II
DOS AÑOS DESPUÉS
Carlos camina por el cementerio arropado por la lúgubre oscuridad que impregna la noche en el lugar, y que en ocasiones hace que la imaginación vuele. Su trabajo de guardia nocturno lo lleva desempeñando desde que su padre se jubiló y el accedió al puesto vacante.
No era éste su trabajo soñado, y menos para un joven de apenas treinta años, pero al menos le permitía pagar sus facturas.
Acompañado de su inseparable linterna, caminaba entre las lápidas cumpliendo con su ronda, cuando se pronto algo llamó su atención en una de las zonas ajardinadas
A una distancia de unos diez metros, tres jóvenes, de entre quince y dieciocho años, se encontraban sentados, casi formando un triángulo, iluminados por unas velas.
—¡Eh, ¿qué hacéis ahí?! — Les gritó.
Los jóvenes salieron a la huida, y Carlos corrió tras ellos tan rápido como le permitían sus piernas. Uno de los chicos saltó el muro con la agilidad de un gato, mientras Carlos casi alcanzaba a uno de sus compañeros. Pero en ese momento tropezó con algo y el guardia cayó al suelo con fuerza, mientras los dos perseguidos huían del cementerio.
Carlos se dolía de la rodilla tumbado en el suelo, y con algunas magulladuras en las manos y brazos.
—Joder— se quejaba mientras veía como se habían escapado.
Lentamente se puso en pie y recogió su linterna del suelo.

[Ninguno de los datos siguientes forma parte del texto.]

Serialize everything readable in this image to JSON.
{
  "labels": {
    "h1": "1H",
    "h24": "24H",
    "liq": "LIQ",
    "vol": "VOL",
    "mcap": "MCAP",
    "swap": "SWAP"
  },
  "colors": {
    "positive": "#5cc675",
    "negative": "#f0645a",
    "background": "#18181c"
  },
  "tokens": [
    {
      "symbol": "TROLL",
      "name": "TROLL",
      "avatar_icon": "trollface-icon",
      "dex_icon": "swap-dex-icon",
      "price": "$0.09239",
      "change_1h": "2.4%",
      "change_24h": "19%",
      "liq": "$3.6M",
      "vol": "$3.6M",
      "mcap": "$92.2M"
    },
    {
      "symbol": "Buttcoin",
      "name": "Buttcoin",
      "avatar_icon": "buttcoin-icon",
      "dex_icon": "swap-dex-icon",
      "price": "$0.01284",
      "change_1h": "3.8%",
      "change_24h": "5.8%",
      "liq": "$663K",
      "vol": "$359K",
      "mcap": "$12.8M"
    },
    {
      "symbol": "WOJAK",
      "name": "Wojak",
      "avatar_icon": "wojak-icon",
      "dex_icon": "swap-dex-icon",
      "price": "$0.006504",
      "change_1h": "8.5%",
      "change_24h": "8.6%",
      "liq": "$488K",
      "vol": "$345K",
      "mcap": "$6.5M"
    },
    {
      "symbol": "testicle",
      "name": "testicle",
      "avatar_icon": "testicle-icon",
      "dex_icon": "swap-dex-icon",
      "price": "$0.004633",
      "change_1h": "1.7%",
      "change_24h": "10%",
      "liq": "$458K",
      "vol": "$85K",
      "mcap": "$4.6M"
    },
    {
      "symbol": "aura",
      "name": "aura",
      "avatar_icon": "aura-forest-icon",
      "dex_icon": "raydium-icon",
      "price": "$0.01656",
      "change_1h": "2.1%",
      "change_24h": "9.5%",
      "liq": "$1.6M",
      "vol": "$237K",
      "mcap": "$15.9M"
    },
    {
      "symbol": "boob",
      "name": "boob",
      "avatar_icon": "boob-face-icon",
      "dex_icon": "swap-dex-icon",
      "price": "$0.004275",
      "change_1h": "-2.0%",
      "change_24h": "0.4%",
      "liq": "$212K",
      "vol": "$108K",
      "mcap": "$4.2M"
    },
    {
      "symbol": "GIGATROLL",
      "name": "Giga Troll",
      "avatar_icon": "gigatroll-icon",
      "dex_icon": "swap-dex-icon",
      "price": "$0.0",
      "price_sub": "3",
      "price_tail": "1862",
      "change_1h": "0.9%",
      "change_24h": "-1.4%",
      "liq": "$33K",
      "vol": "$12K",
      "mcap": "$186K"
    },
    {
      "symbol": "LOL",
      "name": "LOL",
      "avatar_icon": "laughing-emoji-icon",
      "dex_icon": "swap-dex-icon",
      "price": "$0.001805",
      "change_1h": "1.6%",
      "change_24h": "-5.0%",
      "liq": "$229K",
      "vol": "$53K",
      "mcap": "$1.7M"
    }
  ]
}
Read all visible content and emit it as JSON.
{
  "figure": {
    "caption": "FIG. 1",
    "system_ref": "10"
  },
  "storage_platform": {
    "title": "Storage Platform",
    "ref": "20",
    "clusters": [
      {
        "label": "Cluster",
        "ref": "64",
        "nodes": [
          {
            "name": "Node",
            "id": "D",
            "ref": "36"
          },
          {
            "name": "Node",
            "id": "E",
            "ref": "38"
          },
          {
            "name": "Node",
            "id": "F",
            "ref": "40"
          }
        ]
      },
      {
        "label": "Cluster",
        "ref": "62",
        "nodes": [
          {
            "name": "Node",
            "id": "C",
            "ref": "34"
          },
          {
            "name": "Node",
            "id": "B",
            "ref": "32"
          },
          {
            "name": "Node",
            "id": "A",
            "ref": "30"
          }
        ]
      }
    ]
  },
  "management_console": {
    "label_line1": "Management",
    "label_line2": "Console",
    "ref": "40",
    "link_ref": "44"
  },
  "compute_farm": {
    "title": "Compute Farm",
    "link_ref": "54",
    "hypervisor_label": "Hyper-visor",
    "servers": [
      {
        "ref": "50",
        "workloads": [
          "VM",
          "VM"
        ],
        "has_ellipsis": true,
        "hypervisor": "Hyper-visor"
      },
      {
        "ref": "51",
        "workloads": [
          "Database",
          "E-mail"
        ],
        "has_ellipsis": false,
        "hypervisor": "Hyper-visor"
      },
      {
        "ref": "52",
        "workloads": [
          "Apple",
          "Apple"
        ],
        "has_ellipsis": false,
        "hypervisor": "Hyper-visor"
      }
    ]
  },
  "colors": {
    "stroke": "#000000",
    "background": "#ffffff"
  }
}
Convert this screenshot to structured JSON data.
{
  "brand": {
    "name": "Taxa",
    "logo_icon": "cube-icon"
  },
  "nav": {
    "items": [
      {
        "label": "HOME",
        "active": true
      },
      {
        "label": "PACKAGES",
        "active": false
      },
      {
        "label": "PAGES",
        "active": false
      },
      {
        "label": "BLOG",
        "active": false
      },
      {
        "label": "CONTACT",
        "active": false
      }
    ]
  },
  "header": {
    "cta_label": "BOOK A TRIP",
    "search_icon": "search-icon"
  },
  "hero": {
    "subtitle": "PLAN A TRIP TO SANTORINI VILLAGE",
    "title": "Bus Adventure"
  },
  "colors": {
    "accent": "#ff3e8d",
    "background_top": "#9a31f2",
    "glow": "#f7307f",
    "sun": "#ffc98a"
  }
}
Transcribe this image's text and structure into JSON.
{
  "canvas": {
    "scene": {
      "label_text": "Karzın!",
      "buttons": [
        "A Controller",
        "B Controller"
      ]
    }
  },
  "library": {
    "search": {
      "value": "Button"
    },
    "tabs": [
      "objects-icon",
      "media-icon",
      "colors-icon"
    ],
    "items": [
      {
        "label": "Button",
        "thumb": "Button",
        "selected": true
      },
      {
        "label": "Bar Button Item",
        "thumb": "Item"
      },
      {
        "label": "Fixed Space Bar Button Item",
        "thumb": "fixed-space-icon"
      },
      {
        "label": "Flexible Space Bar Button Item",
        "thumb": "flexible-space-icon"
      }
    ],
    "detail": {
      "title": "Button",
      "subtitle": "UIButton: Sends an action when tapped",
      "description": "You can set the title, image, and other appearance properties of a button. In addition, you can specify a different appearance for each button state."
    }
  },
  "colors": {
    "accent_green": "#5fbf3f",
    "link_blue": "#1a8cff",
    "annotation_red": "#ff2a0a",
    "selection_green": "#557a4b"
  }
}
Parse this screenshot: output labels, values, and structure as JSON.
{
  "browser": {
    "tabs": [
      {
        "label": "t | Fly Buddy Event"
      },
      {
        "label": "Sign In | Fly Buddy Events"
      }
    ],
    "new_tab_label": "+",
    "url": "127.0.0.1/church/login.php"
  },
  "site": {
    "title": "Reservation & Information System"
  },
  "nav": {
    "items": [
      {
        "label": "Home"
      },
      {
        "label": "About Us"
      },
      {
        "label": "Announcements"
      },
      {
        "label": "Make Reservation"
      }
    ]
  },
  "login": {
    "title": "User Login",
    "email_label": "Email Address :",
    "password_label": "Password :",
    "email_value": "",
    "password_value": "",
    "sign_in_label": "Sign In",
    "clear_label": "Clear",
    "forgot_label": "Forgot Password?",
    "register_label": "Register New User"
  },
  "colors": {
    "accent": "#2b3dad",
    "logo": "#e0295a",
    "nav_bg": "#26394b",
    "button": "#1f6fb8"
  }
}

Se acercó hasta el lugar donde instantes antes había visto a los chicos y observó una tabla de madera con grabados de letras y símbolos. Era una tabla ouija.
—La madre que los parió— dijo enfadado con la tabla en la mano—. Lo que no me pase a mí.
Carlos apagó las velas y, llevándose la tabla, se dirigió hasta la zona de descanso de guardia. Agarró su teléfono móvil e hizo una llamada mientras observaba de nuevo la tabla. La llamada fue respondida y se escuchaba una fuerte música por el auricular.
—¿Seba? — Preguntó Carlos.
—¿Cómo está el señor de los muertos? — Preguntó irónico al otro lado.
—Déjate de bromas— le repuso muy serio—. ¿Puedes venir al cementerio, por favor?
—Si bebo dos copas más… Me tienes allí sin falta— le contestó irónico, mostrando su estado de embriaguez.
—Joder, Seba, escúchame— le recrimina molesto—. He tenido un problema con unos críos y me he hecho daño en la rodilla, necesito ir a un médico y no tengo aquí el coche.
—Pero, ¿estas bien? — Le pregunta, ahora sí, preocupado.
—Sí, recógeme en la entrada, por favor.
—Claro, dame media hora.
Carlos corta la llamada y mira de nuevo la tabla. Los grabados que presenta le tienen asombrado.